Nancy Roob is Founder and Executive Chair of Blue Meridian Partners.
As Executive Chair, Nancy oversees Blue Meridian’s board and advances the organization’s capital aggregation and strategic business development priorities in partnership with CEO Jim Shelton and the Board of Directors.
Nancy founded and served as CEO of Blue Meridian Partners from its start-up in 2016 until March 2025. Under Nancy’s leadership, Blue Meridian has become one of the largest philanthropic intermediaries advancing economic and social mobility in the United States. Its innovative partnership approach – bringing philanthropists together to aggregate resources, share risk, and achieve greater impact – has become a widely studied model for collaborative philanthropy.
Previously, Nancy was President and CEO of The Edna McConnell Clark Foundation (EMCF), where she played a major role in developing and implementing a grantmaking strategy of large, long-term investments in building the organizational capacity and evidence base of nonprofits whose programs have the potential to lift the life prospects of greater numbers of America’s most disadvantaged youth.

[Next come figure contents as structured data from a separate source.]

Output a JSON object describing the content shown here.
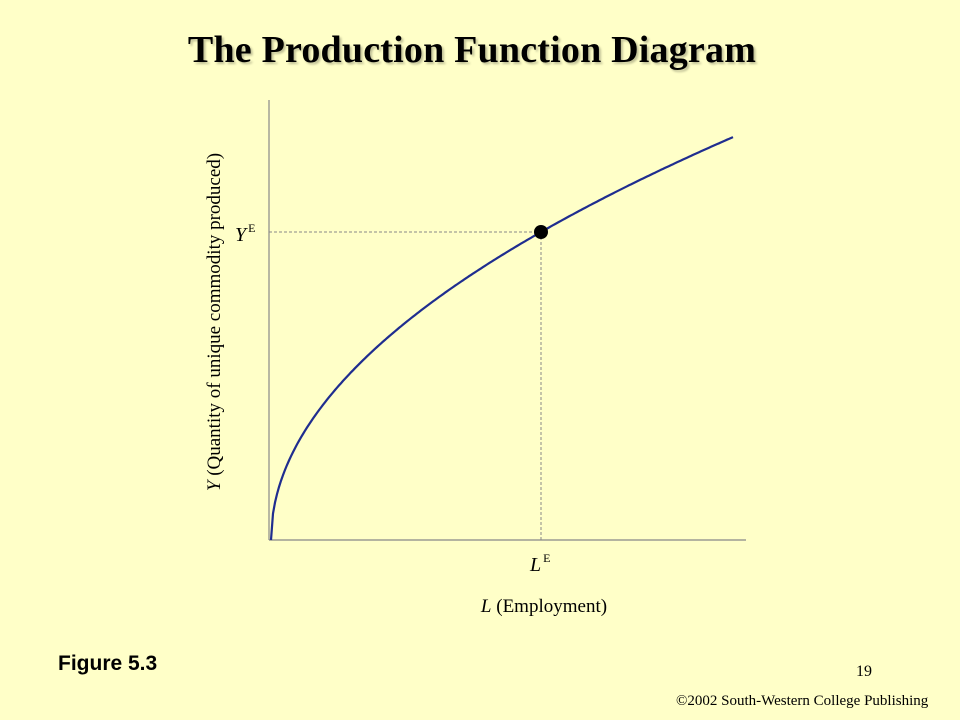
{
  "slide": {
    "title": "The Production Function Diagram",
    "figure_label": "Figure 5.3",
    "page_number": "19",
    "copyright": "©2002 South-Western College Publishing"
  },
  "diagram": {
    "y_axis_label_var": "Y",
    "y_axis_label_text": " (Quantity of unique commodity produced)",
    "x_axis_label_var": "L",
    "x_axis_label_text": " (Employment)",
    "y_point_label": "Y",
    "y_point_label_sup": "E",
    "x_point_label": "L",
    "x_point_label_sup": "E",
    "curve_color": "#1f2d8f"
  }
}
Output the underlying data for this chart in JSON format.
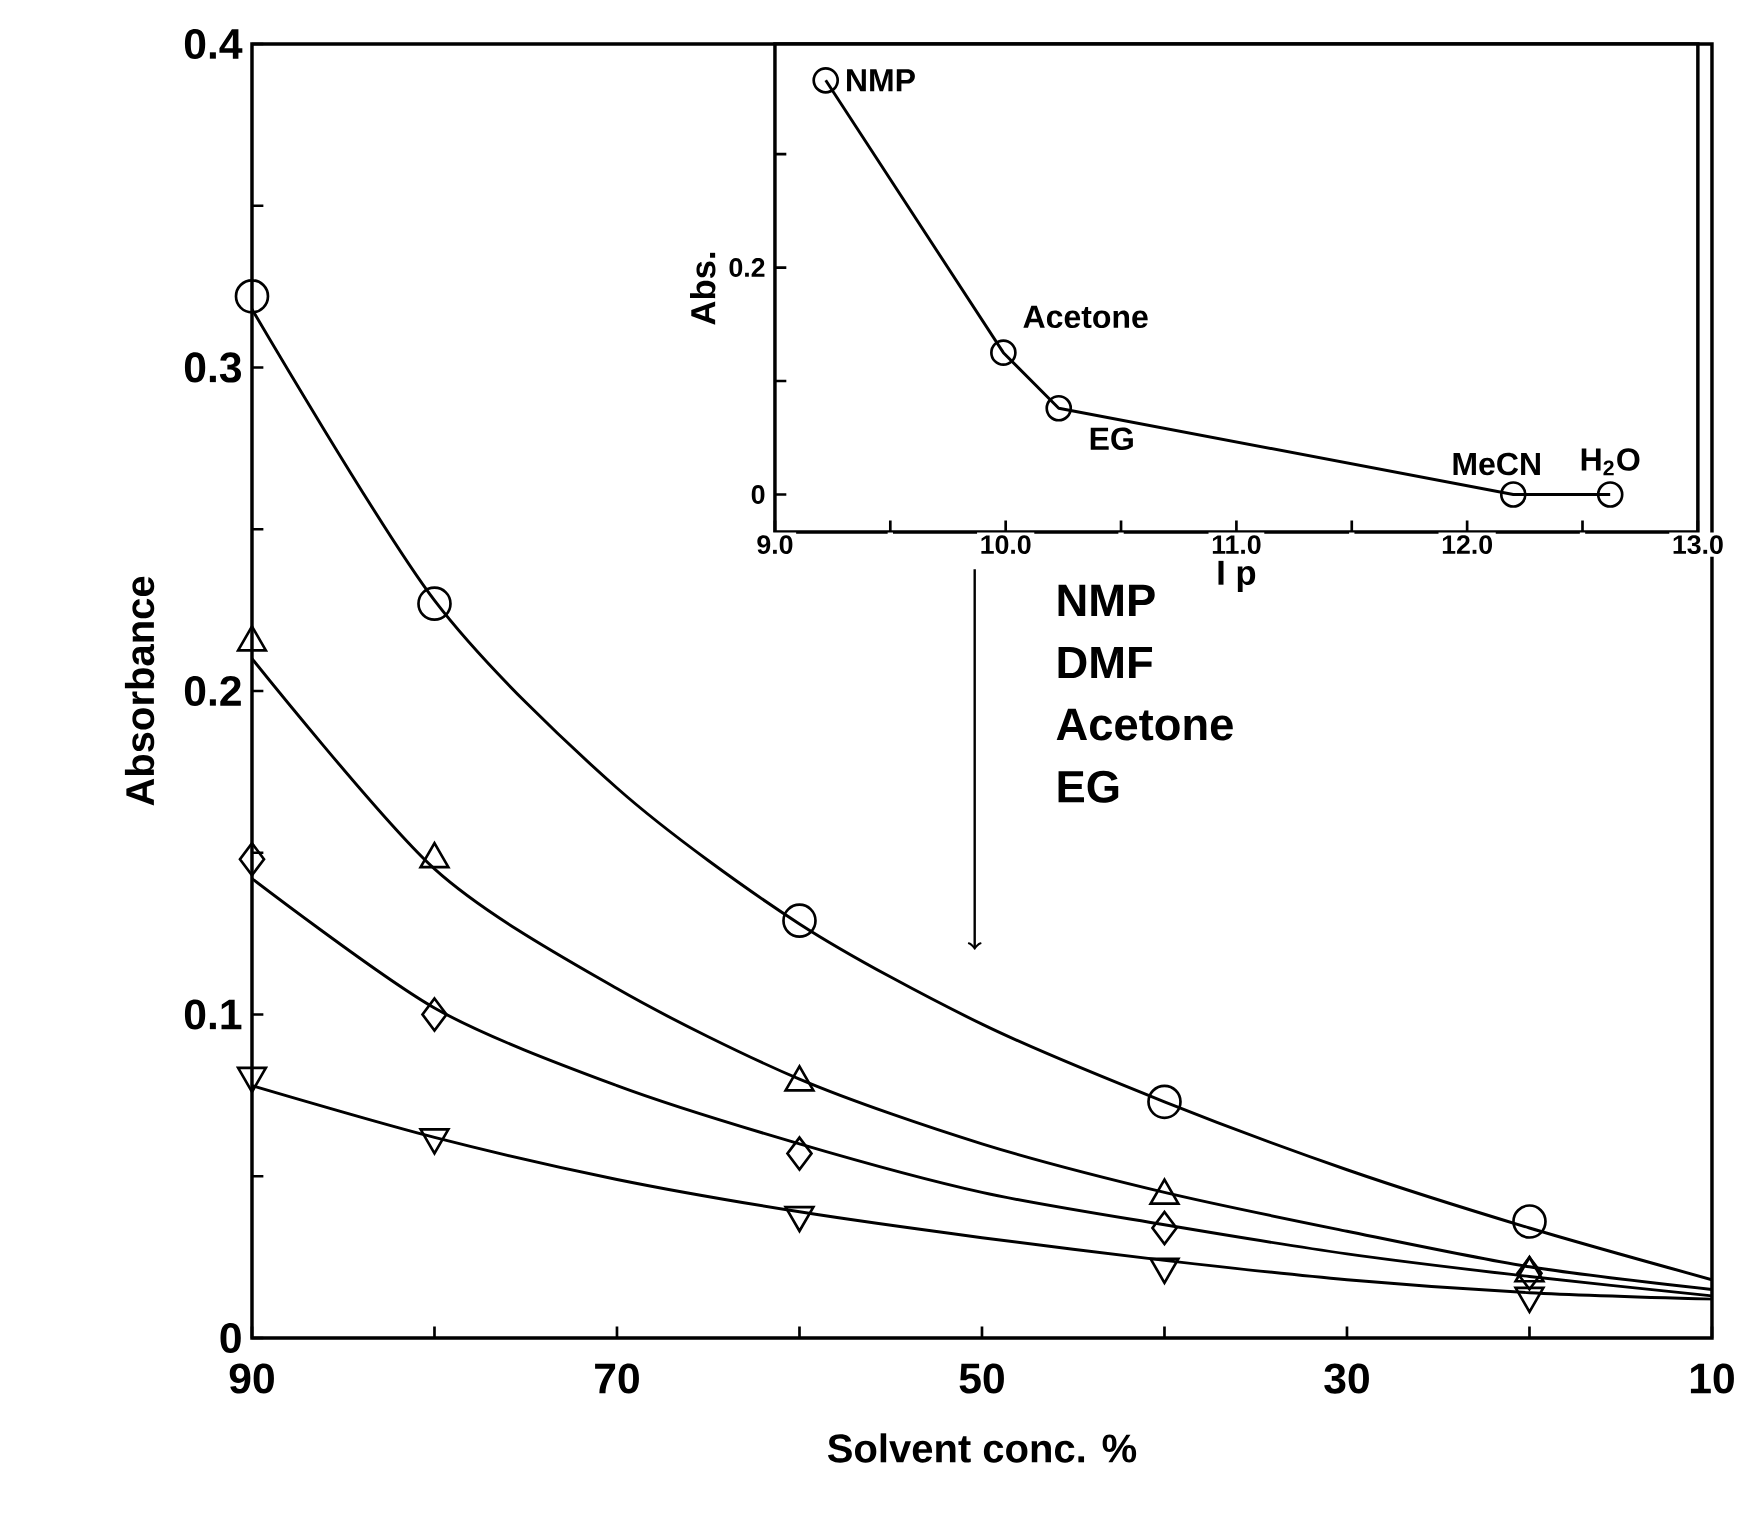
{
  "chart_data": [
    {
      "type": "scatter",
      "xlabel": "Solvent conc. %",
      "ylabel": "Absorbance",
      "xlim": [
        90,
        10
      ],
      "ylim": [
        0,
        0.4
      ],
      "xticks": [
        90,
        {
          "value": 80,
          "label": null
        },
        70,
        {
          "value": 60,
          "label": null
        },
        50,
        {
          "value": 40,
          "label": null
        },
        30,
        {
          "value": 20,
          "label": null
        },
        10
      ],
      "yticks": [
        0,
        {
          "value": 0.05,
          "label": null
        },
        0.1,
        {
          "value": 0.15,
          "label": null
        },
        0.2,
        {
          "value": 0.25,
          "label": null
        },
        0.3,
        {
          "value": 0.35,
          "label": null
        },
        0.4
      ],
      "annotations": [
        "NMP",
        "DMF",
        "Acetone",
        "EG"
      ],
      "series": [
        {
          "type": "line",
          "marker": "none",
          "color": "#000000",
          "x": [
            90,
            80,
            70,
            60,
            50,
            40,
            30,
            20,
            10
          ],
          "values": [
            0.318,
            0.228,
            0.17,
            0.128,
            0.097,
            0.073,
            0.052,
            0.034,
            0.018
          ]
        },
        {
          "type": "line",
          "marker": "none",
          "color": "#000000",
          "x": [
            90,
            80,
            70,
            60,
            50,
            40,
            30,
            20,
            10
          ],
          "values": [
            0.21,
            0.145,
            0.108,
            0.08,
            0.06,
            0.045,
            0.033,
            0.022,
            0.015
          ]
        },
        {
          "type": "line",
          "marker": "none",
          "color": "#000000",
          "x": [
            90,
            80,
            70,
            60,
            50,
            40,
            30,
            20,
            10
          ],
          "values": [
            0.142,
            0.102,
            0.078,
            0.06,
            0.045,
            0.035,
            0.026,
            0.019,
            0.013
          ]
        },
        {
          "type": "line",
          "marker": "none",
          "color": "#000000",
          "x": [
            90,
            80,
            70,
            60,
            50,
            40,
            30,
            20,
            10
          ],
          "values": [
            0.078,
            0.062,
            0.049,
            0.039,
            0.031,
            0.024,
            0.018,
            0.014,
            0.012
          ]
        },
        {
          "type": "scatter",
          "marker": "circle",
          "color": "#000000",
          "x": [
            90,
            80,
            60,
            40,
            20
          ],
          "values": [
            0.322,
            0.227,
            0.129,
            0.073,
            0.036
          ]
        },
        {
          "type": "scatter",
          "marker": "triangle",
          "color": "#000000",
          "x": [
            90,
            80,
            60,
            40,
            20
          ],
          "values": [
            0.215,
            0.148,
            0.079,
            0.044,
            0.02
          ]
        },
        {
          "type": "scatter",
          "marker": "diamond",
          "color": "#000000",
          "x": [
            90,
            80,
            60,
            40,
            20
          ],
          "values": [
            0.148,
            0.1,
            0.057,
            0.034,
            0.02
          ]
        },
        {
          "type": "scatter",
          "marker": "triangle-down",
          "color": "#000000",
          "x": [
            90,
            80,
            60,
            40,
            20
          ],
          "values": [
            0.081,
            0.062,
            0.038,
            0.022,
            0.013
          ]
        }
      ]
    },
    {
      "type": "line",
      "marker": "circle",
      "xlabel": "I p",
      "ylabel": "Abs.",
      "xlim": [
        9,
        13
      ],
      "ylim": [
        -0.033,
        0.397
      ],
      "xticks": [
        {
          "value": 9,
          "label": "9.0"
        },
        {
          "value": 9.5,
          "label": null
        },
        {
          "value": 10,
          "label": "10.0"
        },
        {
          "value": 10.5,
          "label": null
        },
        {
          "value": 11,
          "label": "11.0"
        },
        {
          "value": 11.5,
          "label": null
        },
        {
          "value": 12,
          "label": "12.0"
        },
        {
          "value": 12.5,
          "label": null
        },
        {
          "value": 13,
          "label": "13.0"
        }
      ],
      "yticks": [
        0,
        {
          "value": 0.1,
          "label": null
        },
        0.2,
        {
          "value": 0.3,
          "label": null
        }
      ],
      "annotations": [
        {
          "text": "NMP",
          "x": 9.22,
          "y": 0.365
        },
        {
          "text": "Acetone",
          "x": 9.99,
          "y": 0.125
        },
        {
          "text": "EG",
          "x": 10.23,
          "y": 0.076
        },
        {
          "text": "MeCN",
          "x": 12.2,
          "y": 0
        },
        {
          "text": "H$_{2}$O",
          "x": 12.62,
          "y": 0
        }
      ],
      "series": [
        {
          "color": "#000000",
          "x": [
            9.22,
            9.99,
            10.23,
            12.2,
            12.62
          ],
          "values": [
            0.365,
            0.125,
            0.076,
            0.0,
            0.0
          ]
        }
      ]
    }
  ]
}
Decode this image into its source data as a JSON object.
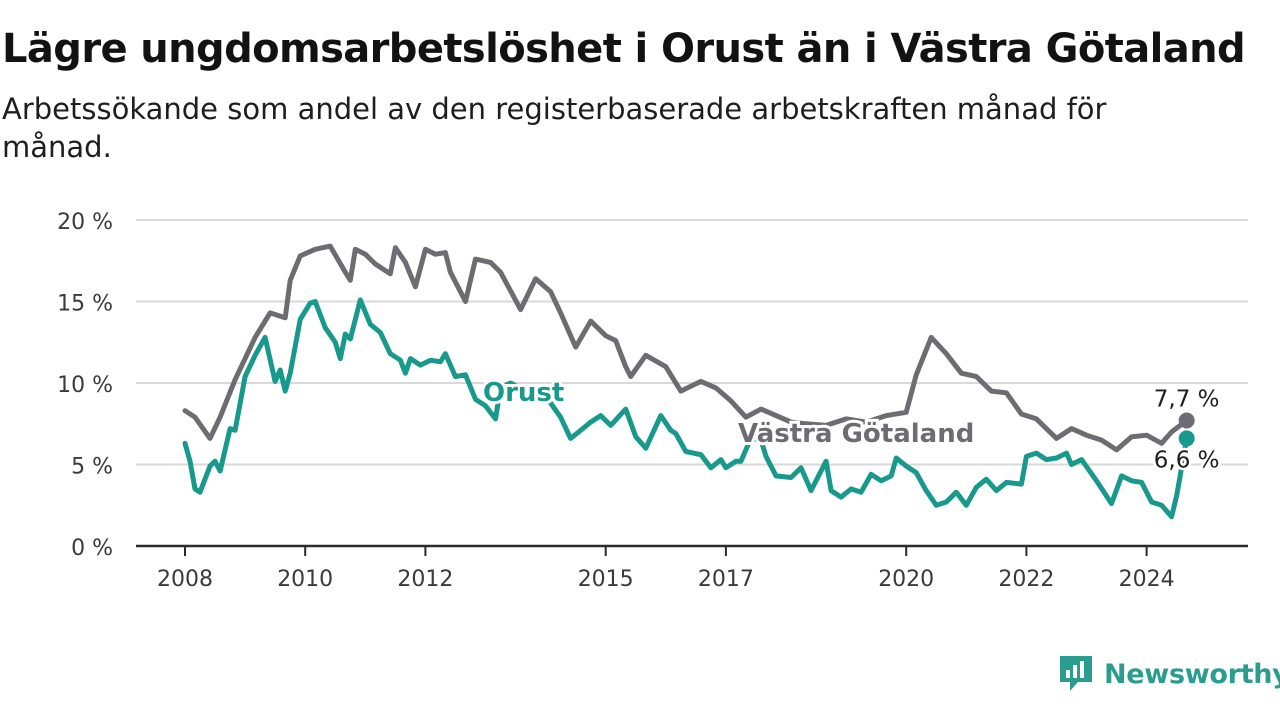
{
  "header": {
    "title": "Lägre ungdomsarbetslöshet i Orust än i Västra Götaland",
    "subtitle": "Arbetssökande som andel av den registerbaserade arbetskraften månad för månad."
  },
  "brand": {
    "name": "Newsworthy",
    "icon": "newsworthy-logo-icon",
    "color": "#2a9d8f"
  },
  "chart_data": {
    "type": "line",
    "x_axis": {
      "ticks": [
        "2008",
        "2010",
        "2012",
        "2015",
        "2017",
        "2020",
        "2022",
        "2024"
      ],
      "range": [
        "2008-01",
        "2024-09"
      ]
    },
    "y_axis": {
      "ticks": [
        "0 %",
        "5 %",
        "10 %",
        "15 %",
        "20 %"
      ],
      "range": [
        0,
        20
      ],
      "unit": "%"
    },
    "grid": "horizontal",
    "legend": "inline labels",
    "series": [
      {
        "name": "Västra Götaland",
        "color": "#6d6c72",
        "end_label": "7,7 %",
        "points": [
          [
            "2008-01",
            8.3
          ],
          [
            "2008-03",
            7.9
          ],
          [
            "2008-06",
            6.6
          ],
          [
            "2008-08",
            7.9
          ],
          [
            "2008-11",
            10.2
          ],
          [
            "2009-03",
            12.8
          ],
          [
            "2009-06",
            14.3
          ],
          [
            "2009-09",
            14.0
          ],
          [
            "2009-10",
            16.3
          ],
          [
            "2009-12",
            17.8
          ],
          [
            "2010-03",
            18.2
          ],
          [
            "2010-06",
            18.4
          ],
          [
            "2010-09",
            16.8
          ],
          [
            "2010-10",
            16.3
          ],
          [
            "2010-11",
            18.2
          ],
          [
            "2011-01",
            17.9
          ],
          [
            "2011-03",
            17.3
          ],
          [
            "2011-06",
            16.7
          ],
          [
            "2011-07",
            18.3
          ],
          [
            "2011-09",
            17.4
          ],
          [
            "2011-11",
            15.9
          ],
          [
            "2012-01",
            18.2
          ],
          [
            "2012-03",
            17.9
          ],
          [
            "2012-05",
            18.0
          ],
          [
            "2012-06",
            16.8
          ],
          [
            "2012-09",
            15.0
          ],
          [
            "2012-11",
            17.6
          ],
          [
            "2013-02",
            17.4
          ],
          [
            "2013-04",
            16.8
          ],
          [
            "2013-08",
            14.5
          ],
          [
            "2013-11",
            16.4
          ],
          [
            "2014-02",
            15.6
          ],
          [
            "2014-04",
            14.3
          ],
          [
            "2014-07",
            12.2
          ],
          [
            "2014-10",
            13.8
          ],
          [
            "2015-01",
            12.9
          ],
          [
            "2015-03",
            12.6
          ],
          [
            "2015-05",
            11.0
          ],
          [
            "2015-06",
            10.4
          ],
          [
            "2015-09",
            11.7
          ],
          [
            "2016-01",
            11.0
          ],
          [
            "2016-04",
            9.5
          ],
          [
            "2016-06",
            9.8
          ],
          [
            "2016-08",
            10.1
          ],
          [
            "2016-11",
            9.7
          ],
          [
            "2017-02",
            8.9
          ],
          [
            "2017-05",
            7.9
          ],
          [
            "2017-08",
            8.4
          ],
          [
            "2017-11",
            8.0
          ],
          [
            "2018-02",
            7.6
          ],
          [
            "2018-05",
            7.5
          ],
          [
            "2018-09",
            7.4
          ],
          [
            "2019-01",
            7.8
          ],
          [
            "2019-05",
            7.6
          ],
          [
            "2019-09",
            8.0
          ],
          [
            "2020-01",
            8.2
          ],
          [
            "2020-03",
            10.5
          ],
          [
            "2020-06",
            12.8
          ],
          [
            "2020-09",
            11.8
          ],
          [
            "2020-12",
            10.6
          ],
          [
            "2021-03",
            10.4
          ],
          [
            "2021-06",
            9.5
          ],
          [
            "2021-09",
            9.4
          ],
          [
            "2021-12",
            8.1
          ],
          [
            "2022-03",
            7.8
          ],
          [
            "2022-07",
            6.6
          ],
          [
            "2022-10",
            7.2
          ],
          [
            "2023-01",
            6.8
          ],
          [
            "2023-04",
            6.5
          ],
          [
            "2023-07",
            5.9
          ],
          [
            "2023-10",
            6.7
          ],
          [
            "2024-01",
            6.8
          ],
          [
            "2024-04",
            6.3
          ],
          [
            "2024-06",
            7.0
          ],
          [
            "2024-09",
            7.7
          ]
        ]
      },
      {
        "name": "Orust",
        "color": "#18998b",
        "end_label": "6,6 %",
        "points": [
          [
            "2008-01",
            6.3
          ],
          [
            "2008-02",
            5.2
          ],
          [
            "2008-03",
            3.5
          ],
          [
            "2008-04",
            3.3
          ],
          [
            "2008-06",
            4.9
          ],
          [
            "2008-07",
            5.2
          ],
          [
            "2008-08",
            4.6
          ],
          [
            "2008-10",
            7.2
          ],
          [
            "2008-11",
            7.1
          ],
          [
            "2009-01",
            10.4
          ],
          [
            "2009-03",
            11.7
          ],
          [
            "2009-05",
            12.8
          ],
          [
            "2009-07",
            10.1
          ],
          [
            "2009-08",
            10.8
          ],
          [
            "2009-09",
            9.5
          ],
          [
            "2009-10",
            10.6
          ],
          [
            "2009-12",
            13.9
          ],
          [
            "2010-02",
            14.9
          ],
          [
            "2010-03",
            15.0
          ],
          [
            "2010-05",
            13.4
          ],
          [
            "2010-07",
            12.5
          ],
          [
            "2010-08",
            11.5
          ],
          [
            "2010-09",
            13.0
          ],
          [
            "2010-10",
            12.7
          ],
          [
            "2010-12",
            15.1
          ],
          [
            "2011-02",
            13.6
          ],
          [
            "2011-04",
            13.1
          ],
          [
            "2011-06",
            11.8
          ],
          [
            "2011-08",
            11.4
          ],
          [
            "2011-09",
            10.6
          ],
          [
            "2011-10",
            11.5
          ],
          [
            "2011-12",
            11.1
          ],
          [
            "2012-02",
            11.4
          ],
          [
            "2012-04",
            11.3
          ],
          [
            "2012-05",
            11.8
          ],
          [
            "2012-07",
            10.4
          ],
          [
            "2012-09",
            10.5
          ],
          [
            "2012-11",
            9.0
          ],
          [
            "2013-01",
            8.6
          ],
          [
            "2013-03",
            7.8
          ],
          [
            "2013-04",
            9.7
          ],
          [
            "2013-06",
            10.0
          ],
          [
            "2013-08",
            9.7
          ],
          [
            "2013-10",
            9.5
          ],
          [
            "2014-01",
            9.2
          ],
          [
            "2014-04",
            7.9
          ],
          [
            "2014-06",
            6.6
          ],
          [
            "2014-08",
            7.1
          ],
          [
            "2014-10",
            7.6
          ],
          [
            "2014-12",
            8.0
          ],
          [
            "2015-02",
            7.4
          ],
          [
            "2015-05",
            8.4
          ],
          [
            "2015-07",
            6.7
          ],
          [
            "2015-09",
            6.0
          ],
          [
            "2015-12",
            8.0
          ],
          [
            "2016-02",
            7.1
          ],
          [
            "2016-03",
            6.9
          ],
          [
            "2016-05",
            5.8
          ],
          [
            "2016-08",
            5.6
          ],
          [
            "2016-10",
            4.8
          ],
          [
            "2016-12",
            5.3
          ],
          [
            "2017-01",
            4.8
          ],
          [
            "2017-03",
            5.2
          ],
          [
            "2017-04",
            5.2
          ],
          [
            "2017-06",
            6.6
          ],
          [
            "2017-08",
            6.5
          ],
          [
            "2017-09",
            5.5
          ],
          [
            "2017-11",
            4.3
          ],
          [
            "2018-02",
            4.2
          ],
          [
            "2018-04",
            4.8
          ],
          [
            "2018-06",
            3.4
          ],
          [
            "2018-09",
            5.2
          ],
          [
            "2018-10",
            3.4
          ],
          [
            "2018-12",
            3.0
          ],
          [
            "2019-02",
            3.5
          ],
          [
            "2019-04",
            3.3
          ],
          [
            "2019-06",
            4.4
          ],
          [
            "2019-08",
            4.0
          ],
          [
            "2019-10",
            4.3
          ],
          [
            "2019-11",
            5.4
          ],
          [
            "2020-01",
            4.9
          ],
          [
            "2020-03",
            4.5
          ],
          [
            "2020-05",
            3.4
          ],
          [
            "2020-07",
            2.5
          ],
          [
            "2020-09",
            2.7
          ],
          [
            "2020-11",
            3.3
          ],
          [
            "2021-01",
            2.5
          ],
          [
            "2021-03",
            3.6
          ],
          [
            "2021-05",
            4.1
          ],
          [
            "2021-07",
            3.4
          ],
          [
            "2021-09",
            3.9
          ],
          [
            "2021-12",
            3.8
          ],
          [
            "2022-01",
            5.5
          ],
          [
            "2022-03",
            5.7
          ],
          [
            "2022-05",
            5.3
          ],
          [
            "2022-07",
            5.4
          ],
          [
            "2022-09",
            5.7
          ],
          [
            "2022-10",
            5.0
          ],
          [
            "2022-12",
            5.3
          ],
          [
            "2023-03",
            4.0
          ],
          [
            "2023-06",
            2.6
          ],
          [
            "2023-08",
            4.3
          ],
          [
            "2023-10",
            4.0
          ],
          [
            "2023-12",
            3.9
          ],
          [
            "2024-02",
            2.7
          ],
          [
            "2024-04",
            2.5
          ],
          [
            "2024-06",
            1.8
          ],
          [
            "2024-07",
            3.1
          ],
          [
            "2024-09",
            6.6
          ]
        ]
      }
    ]
  }
}
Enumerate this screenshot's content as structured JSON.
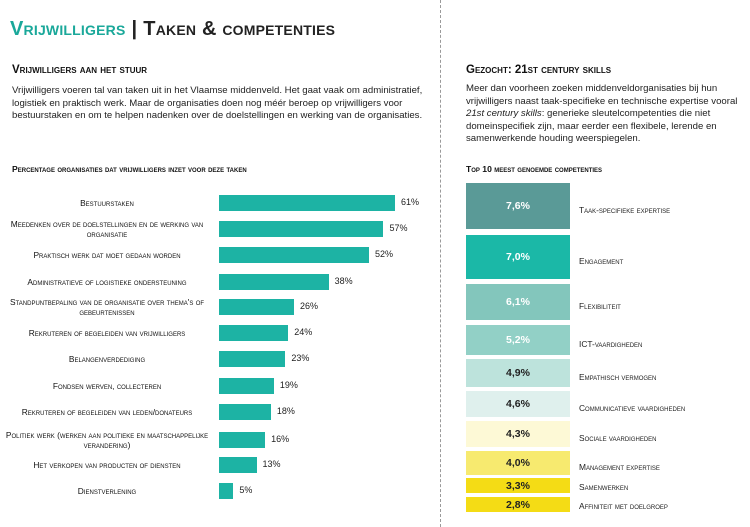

She also pioneered a form of coordinated, collaborative investment, called growth capital aggregation, which in eight years leveraged $155 million of EMCF’s funds to help 16 grantees secure nearly $487 million in additional private and public funding. The lessons from this work led to the launch of Blue Meridian Partners in 2016, opening a new chapter in the evolution of this investment approach. (Nancy Roob and Chairman Stan Druckenmiller discussed Blue Meridian Partners in the Nonprofit Quarterly.) In 2017, Nancy spoke to TedX about her hope that Blue Meridian’s performance-based investments of up to $200 million will revolutionize giving and create “a new normal” for philanthropy. In 2021, Forbes included Nancy in its list of 50 women over the age of 50 who are forging a more innovative and inclusive financial future.
Before becoming EMCF President in 2005, Nancy was Vice President and Chief Operating Officer. Before that, she developed EMCF’s Program for New York Neighborhoods, which launched community-building and neighborhood-stabilization projects in the South Bronx and Central Harlem. One of the projects this program supported evolved into the Harlem Children’s Zone, whose success has inspired legislation to create “Promise Neighborhoods” throughout the nation.
Before she joined EMCF, Nancy worked for the Boston Persistent Poverty Project, a program of the Rockefeller and Boston foundations; the Fund for the Homeless, a project of the Boston Foundation; and the Child Care Resource and Referral Center, also in Boston.
Nancy is a graduate and trustee of Hamilton College and holds a master’s degree in public administration from Harvard’s Kennedy School of Government.